On the "Colleen's World" website, one of the highlighted entries is headlined "I spent my day levelling an undead warlock" while another says "the time and effort are wearing me down. I'm lazy, remember?"
Several highlighted posts point towards 'laziness' and are there on a specially created website to clearly emphasise someone who is workshy.
Right? No, wrong.
If the critics truly understood online gaming as much as their statements such as "If she were like any other player who enjoys the game," would lead us to believe, then they wouldn't dress up the posts as anything other than what she was referring to.
If you look at the original post, from which her comment is taken, the original guild member says "yeah, I think it's a little more difficult to sell those high-end BoEs. They do sell; it just takes more time and effort."
If you were an avid WoW player, you would know that they were referring to Bind on Equips, which can be anything pertaining to high-level gear or weapons for your character that can be publically traded in the WoW auction house system, player to player or sold to a vendor for a small price.
And if you had experience playing the game, you would be saying the same thing. It's bloody annoying and boring and a massive effort to try and get gold for gear you don't want.
Online gamers are not famed for their saintly comments nor their patience.
If senate candidates realised that "enjoying the game" meant spending dedicated hours levelling, learning new skills and in some cases spending six hours on a raid, just on the off chance you will get better armour for your character, they would realise swearing goes with the territory.
For example, check out this infamous and very real in-game rant (warning: severely irritating and loud noises will ensue)
However, on the website, the opening gambit is "she gets away with crude, vicious and violent comments like the ones below."
And boy does she.
But what they see as vicious is frankly hilarious to millions of gamers. If they want to hear or see people swearing like troopers, they can log onto any online game and find statements of similar profanity.
You Are What You Play - Apparently
As an online gamer, there is such a stigma from the non-game playing world. It beats you up as a kid for your passion, steals your lunch money for it and, in later life, often forces you to hide it like some weird fetish that will ruin your chances of a normal human relationship.
And why is that?
Well statements like "through her double life and gameplay she has made shockingly offensive and crude comments that call into question her fitness for office," don't exactly help.
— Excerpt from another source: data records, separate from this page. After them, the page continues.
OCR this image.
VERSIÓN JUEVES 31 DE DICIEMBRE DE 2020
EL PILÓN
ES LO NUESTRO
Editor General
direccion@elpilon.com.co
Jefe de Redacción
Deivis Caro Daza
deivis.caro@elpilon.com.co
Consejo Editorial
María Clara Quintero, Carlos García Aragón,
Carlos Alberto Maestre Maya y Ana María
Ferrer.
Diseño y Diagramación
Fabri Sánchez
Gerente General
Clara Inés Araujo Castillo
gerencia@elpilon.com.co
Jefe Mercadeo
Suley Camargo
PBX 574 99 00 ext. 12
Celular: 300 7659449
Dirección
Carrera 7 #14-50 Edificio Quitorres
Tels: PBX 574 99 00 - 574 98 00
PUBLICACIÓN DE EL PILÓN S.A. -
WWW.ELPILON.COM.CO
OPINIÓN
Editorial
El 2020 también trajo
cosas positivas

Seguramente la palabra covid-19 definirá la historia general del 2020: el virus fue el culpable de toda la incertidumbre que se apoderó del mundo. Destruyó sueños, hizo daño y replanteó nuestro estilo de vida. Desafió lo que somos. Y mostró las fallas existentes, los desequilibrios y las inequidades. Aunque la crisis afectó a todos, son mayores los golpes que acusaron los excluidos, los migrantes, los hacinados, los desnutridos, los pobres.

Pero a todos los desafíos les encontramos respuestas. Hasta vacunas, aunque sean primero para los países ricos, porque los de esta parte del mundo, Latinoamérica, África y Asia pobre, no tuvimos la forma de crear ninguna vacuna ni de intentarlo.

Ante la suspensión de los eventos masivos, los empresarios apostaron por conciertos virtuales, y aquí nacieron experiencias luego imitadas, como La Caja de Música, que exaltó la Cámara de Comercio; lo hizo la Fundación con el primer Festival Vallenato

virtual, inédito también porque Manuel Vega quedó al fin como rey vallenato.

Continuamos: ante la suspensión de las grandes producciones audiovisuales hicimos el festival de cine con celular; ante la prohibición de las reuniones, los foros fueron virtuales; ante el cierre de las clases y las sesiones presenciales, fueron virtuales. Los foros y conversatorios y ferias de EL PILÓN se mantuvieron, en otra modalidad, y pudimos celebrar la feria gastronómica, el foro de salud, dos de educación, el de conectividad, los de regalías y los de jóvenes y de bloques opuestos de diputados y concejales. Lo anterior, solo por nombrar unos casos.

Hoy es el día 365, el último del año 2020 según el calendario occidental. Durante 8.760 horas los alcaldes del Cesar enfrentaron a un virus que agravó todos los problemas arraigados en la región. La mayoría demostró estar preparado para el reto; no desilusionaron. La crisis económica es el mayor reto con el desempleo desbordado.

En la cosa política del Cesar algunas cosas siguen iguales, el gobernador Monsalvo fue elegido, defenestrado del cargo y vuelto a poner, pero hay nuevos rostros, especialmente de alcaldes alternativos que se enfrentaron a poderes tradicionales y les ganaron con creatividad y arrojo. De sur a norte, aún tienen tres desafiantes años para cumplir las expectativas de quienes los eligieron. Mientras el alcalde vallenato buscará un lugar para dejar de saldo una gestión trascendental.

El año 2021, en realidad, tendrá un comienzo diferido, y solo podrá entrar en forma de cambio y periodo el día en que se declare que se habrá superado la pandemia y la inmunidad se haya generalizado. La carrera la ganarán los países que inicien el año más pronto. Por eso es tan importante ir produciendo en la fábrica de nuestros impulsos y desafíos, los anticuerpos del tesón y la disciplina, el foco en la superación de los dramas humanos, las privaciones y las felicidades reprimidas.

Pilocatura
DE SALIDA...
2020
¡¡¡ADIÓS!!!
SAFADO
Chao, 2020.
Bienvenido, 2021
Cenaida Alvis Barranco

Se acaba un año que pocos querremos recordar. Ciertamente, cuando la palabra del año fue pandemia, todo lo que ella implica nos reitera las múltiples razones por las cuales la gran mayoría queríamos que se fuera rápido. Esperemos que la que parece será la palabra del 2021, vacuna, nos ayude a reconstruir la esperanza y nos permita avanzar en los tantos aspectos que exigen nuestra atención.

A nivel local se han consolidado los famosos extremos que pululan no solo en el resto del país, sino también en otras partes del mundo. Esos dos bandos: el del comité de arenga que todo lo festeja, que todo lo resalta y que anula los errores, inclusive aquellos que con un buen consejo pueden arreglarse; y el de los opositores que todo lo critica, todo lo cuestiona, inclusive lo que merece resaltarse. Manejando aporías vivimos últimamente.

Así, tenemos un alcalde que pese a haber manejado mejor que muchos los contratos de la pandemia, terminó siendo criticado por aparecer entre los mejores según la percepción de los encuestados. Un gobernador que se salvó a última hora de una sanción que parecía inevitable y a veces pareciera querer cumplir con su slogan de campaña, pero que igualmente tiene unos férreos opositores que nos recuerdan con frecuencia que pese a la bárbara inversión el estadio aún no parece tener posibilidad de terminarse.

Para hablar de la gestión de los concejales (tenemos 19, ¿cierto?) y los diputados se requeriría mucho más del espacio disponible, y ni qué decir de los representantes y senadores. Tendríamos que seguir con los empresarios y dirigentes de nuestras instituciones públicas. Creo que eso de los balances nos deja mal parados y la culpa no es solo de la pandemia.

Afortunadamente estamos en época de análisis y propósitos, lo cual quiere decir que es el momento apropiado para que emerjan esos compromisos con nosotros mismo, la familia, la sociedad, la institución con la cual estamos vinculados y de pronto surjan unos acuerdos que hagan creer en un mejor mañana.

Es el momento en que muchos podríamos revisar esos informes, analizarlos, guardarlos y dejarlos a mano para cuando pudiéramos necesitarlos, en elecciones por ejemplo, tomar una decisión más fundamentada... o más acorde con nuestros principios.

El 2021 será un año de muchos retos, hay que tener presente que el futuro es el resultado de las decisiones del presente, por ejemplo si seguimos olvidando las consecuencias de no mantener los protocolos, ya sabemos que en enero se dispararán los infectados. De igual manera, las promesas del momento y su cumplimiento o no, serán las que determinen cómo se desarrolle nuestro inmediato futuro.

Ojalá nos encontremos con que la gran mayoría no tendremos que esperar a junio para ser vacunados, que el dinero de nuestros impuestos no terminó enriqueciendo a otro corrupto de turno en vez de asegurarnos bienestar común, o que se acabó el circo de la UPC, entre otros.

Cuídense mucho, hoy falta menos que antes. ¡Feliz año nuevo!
Her character, an orc rogue, apparently is a reflection of herself in real life. The fact she likes to 'back stab and poison' her opposition (although she is referring to the qualities of the character in game) means she is likely to do it IRL.
Ok, so by that school of thought, I am an un-dead mage that shoots fireballs from my hands while riding around on a skeletal horse.
I'm just saying.
All I can say is Horde - FTW and well done to those Republican candidates who actually increased her popularity by highlighting her online game playing.